The changing hormone profile across the reproductive life of a woman from puberty through the reproductive period to the postmenopausal years has a considerable influence on sleep. Abrupt changes in or withdrawal of female hormones may lead to sleep disruption. However, during pregnancy, multiple factors contribute to sleep disruption and these vary according to the stage of pregnancy. Women, however, should be encouraged to track whether there is a cyclical change in their symptoms in association with hormone changes or if the symptom changes are due to age-related changes in hormonal profile.
As per a survey sleep-related problems seemed to increase with age. Most of the women noted that they keep going despite their exhaustion relying on coffee and other caffeinated beverages to stay awake. The most sleep deprived women were those who were pregnant, new mothers or those with mood disorders. As per the research reported to British Sleep Society, a researcher discovered that women who slept five hours or less were twice as likely to suffer from high blood pressure than women who slept seven or more hours nightly.
Grief or loss is another change that can cause sleep problems that may be short-lived or could indicate the beginning of a long-term problem. Studies conducted in the UK and US have linked too little sleep to a greater risk of obesity or high blood pressure or hypertension. Hypertension increases the risk of a stroke or a heart attack. During menopause, many women experience some type of sleep disturbance as a result of hormonal changes.

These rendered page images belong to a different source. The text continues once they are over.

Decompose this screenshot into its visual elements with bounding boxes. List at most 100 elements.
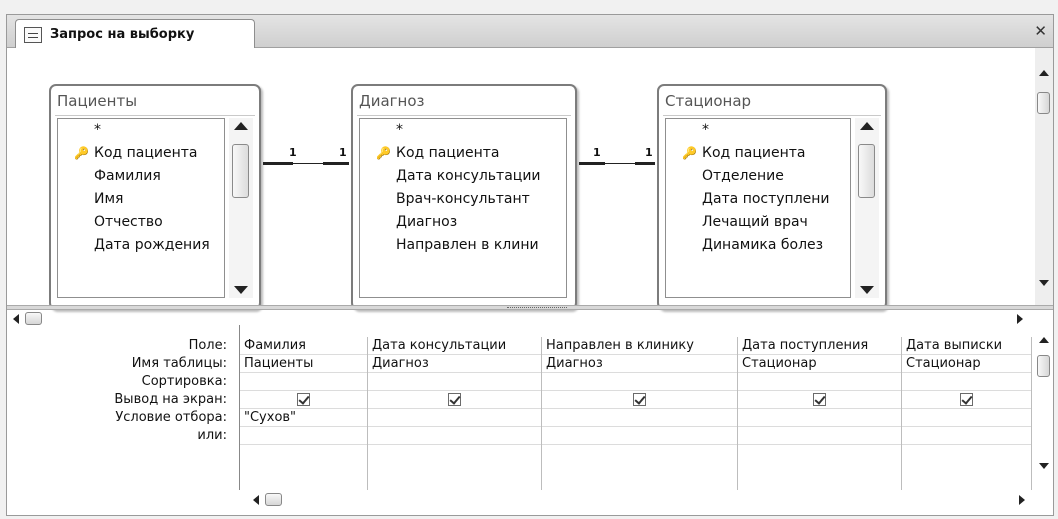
field-cell[interactable]: Направлен в клинику bbox=[542, 337, 737, 355]
show-checkbox[interactable] bbox=[633, 393, 646, 406]
close-icon[interactable]: ✕ bbox=[1034, 22, 1047, 40]
field-list-scrollbar[interactable] bbox=[229, 118, 253, 298]
relationship-line bbox=[293, 163, 323, 164]
field-item[interactable]: Отчество bbox=[58, 211, 224, 234]
scroll-thumb[interactable] bbox=[858, 144, 875, 198]
row-label-field: Поле: bbox=[188, 338, 227, 353]
table-cell[interactable]: Диагноз bbox=[542, 355, 737, 373]
field-label: Диагноз bbox=[396, 214, 458, 230]
field-label: Код пациента bbox=[702, 145, 806, 161]
grid-column: Фамилия Пациенты "Сухов" bbox=[240, 337, 368, 490]
show-cell bbox=[542, 391, 737, 409]
scroll-down-icon[interactable] bbox=[860, 286, 874, 294]
criteria-cell[interactable] bbox=[542, 409, 737, 427]
show-checkbox[interactable] bbox=[960, 393, 973, 406]
or-cell[interactable] bbox=[368, 427, 541, 445]
scroll-thumb[interactable] bbox=[25, 312, 42, 325]
field-list-scrollbar[interactable] bbox=[855, 118, 879, 298]
table-cell[interactable]: Стационар bbox=[738, 355, 901, 373]
tab-title: Запрос на выборку bbox=[50, 27, 195, 42]
field-item[interactable]: * bbox=[666, 119, 850, 142]
pane-splitter[interactable] bbox=[7, 305, 1053, 310]
field-label: Отделение bbox=[702, 168, 784, 184]
field-cell[interactable]: Дата поступления bbox=[738, 337, 901, 355]
show-checkbox[interactable] bbox=[297, 393, 310, 406]
field-item[interactable]: Динамика болез bbox=[666, 234, 850, 257]
table-box-hospital[interactable]: Стационар * 🔑 Код пациента Отделение Дата… bbox=[657, 84, 887, 310]
sort-cell[interactable] bbox=[738, 373, 901, 391]
divider bbox=[663, 115, 881, 116]
primary-key-icon: 🔑 bbox=[376, 146, 391, 160]
scroll-up-icon[interactable] bbox=[1039, 70, 1049, 76]
grid-horizontal-scrollbar[interactable] bbox=[247, 491, 1033, 509]
field-item[interactable]: Врач-консультант bbox=[360, 188, 566, 211]
relationship-line bbox=[579, 162, 605, 165]
relationship-line bbox=[605, 163, 635, 164]
table-pane-vertical-scrollbar[interactable] bbox=[1035, 48, 1053, 310]
criteria-cell[interactable] bbox=[368, 409, 541, 427]
scroll-down-icon[interactable] bbox=[1039, 280, 1049, 286]
scroll-up-icon[interactable] bbox=[1039, 337, 1049, 343]
grid-vertical-scrollbar[interactable] bbox=[1035, 327, 1053, 477]
row-label-sort: Сортировка: bbox=[141, 374, 227, 389]
field-item[interactable]: Дата поступлени bbox=[666, 188, 850, 211]
field-label: Дата рождения bbox=[94, 237, 210, 253]
or-cell[interactable] bbox=[542, 427, 737, 445]
field-item[interactable]: Диагноз bbox=[360, 211, 566, 234]
table-box-patients[interactable]: Пациенты * 🔑 Код пациента Фамилия Имя Отч… bbox=[49, 84, 261, 310]
scroll-down-icon[interactable] bbox=[1039, 463, 1049, 469]
field-label: Код пациента bbox=[94, 145, 198, 161]
sort-cell[interactable] bbox=[902, 373, 1031, 391]
field-cell[interactable]: Дата выписки bbox=[902, 337, 1031, 355]
show-checkbox[interactable] bbox=[813, 393, 826, 406]
field-item[interactable]: Лечащий врач bbox=[666, 211, 850, 234]
sort-cell[interactable] bbox=[368, 373, 541, 391]
scroll-right-icon[interactable] bbox=[1019, 495, 1025, 505]
scroll-left-icon[interactable] bbox=[13, 314, 19, 324]
relationship-line bbox=[263, 162, 293, 165]
field-item[interactable]: 🔑 Код пациента bbox=[58, 142, 224, 165]
field-item[interactable]: 🔑 Код пациента bbox=[360, 142, 566, 165]
splitter-grip[interactable] bbox=[507, 307, 567, 309]
field-item[interactable]: Отделение bbox=[666, 165, 850, 188]
criteria-cell[interactable] bbox=[902, 409, 1031, 427]
sort-cell[interactable] bbox=[542, 373, 737, 391]
or-cell[interactable] bbox=[240, 427, 367, 445]
field-item[interactable]: Направлен в клини bbox=[360, 234, 566, 257]
field-item[interactable]: Имя bbox=[58, 188, 224, 211]
table-cell[interactable]: Пациенты bbox=[240, 355, 367, 373]
table-cell[interactable]: Диагноз bbox=[368, 355, 541, 373]
scroll-up-icon[interactable] bbox=[860, 122, 874, 130]
field-item[interactable]: Дата рождения bbox=[58, 234, 224, 257]
show-checkbox[interactable] bbox=[448, 393, 461, 406]
scroll-right-icon[interactable] bbox=[1017, 314, 1023, 324]
table-cell[interactable]: Стационар bbox=[902, 355, 1031, 373]
scroll-left-icon[interactable] bbox=[253, 495, 259, 505]
or-cell[interactable] bbox=[902, 427, 1031, 445]
field-list: * 🔑 Код пациента Дата консультации Врач-к… bbox=[359, 118, 567, 298]
field-item[interactable]: Дата консультации bbox=[360, 165, 566, 188]
field-item[interactable]: Фамилия bbox=[58, 165, 224, 188]
criteria-cell[interactable] bbox=[738, 409, 901, 427]
field-cell[interactable]: Дата консультации bbox=[368, 337, 541, 355]
tab-query[interactable]: Запрос на выборку bbox=[15, 19, 255, 49]
field-cell[interactable]: Фамилия bbox=[240, 337, 367, 355]
field-item[interactable]: * bbox=[58, 119, 224, 142]
field-item[interactable]: 🔑 Код пациента bbox=[666, 142, 850, 165]
sort-cell[interactable] bbox=[240, 373, 367, 391]
scroll-down-icon[interactable] bbox=[234, 286, 248, 294]
table-title: Стационар bbox=[665, 92, 752, 110]
row-label-show: Вывод на экран: bbox=[114, 392, 227, 407]
scroll-up-icon[interactable] bbox=[234, 122, 248, 130]
criteria-cell[interactable]: "Сухов" bbox=[240, 409, 367, 427]
scroll-thumb[interactable] bbox=[1037, 92, 1050, 114]
scroll-thumb[interactable] bbox=[232, 144, 249, 198]
scroll-thumb[interactable] bbox=[1037, 355, 1050, 377]
table-box-diagnosis[interactable]: Диагноз * 🔑 Код пациента Дата консультаци… bbox=[351, 84, 577, 310]
query-design-window: Запрос на выборку ✕ Пациенты * 🔑 Код паци… bbox=[6, 14, 1054, 516]
field-item[interactable]: * bbox=[360, 119, 566, 142]
scroll-thumb[interactable] bbox=[265, 493, 282, 506]
or-cell[interactable] bbox=[738, 427, 901, 445]
table-title: Диагноз bbox=[359, 92, 425, 110]
divider bbox=[357, 115, 571, 116]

Lifestyle changes may help women to improve sleep including physical activity like moderate exercise particularly when it is done early in the day and also relaxation, massage, meditation or other stress reduction techniques. Exposure to light during waking hours helps to set the body clock. Eating well provides the body with all of the protein, fats, vitamins, minerals, and calories it needs for daily energy as well as for night time maintenance and repair.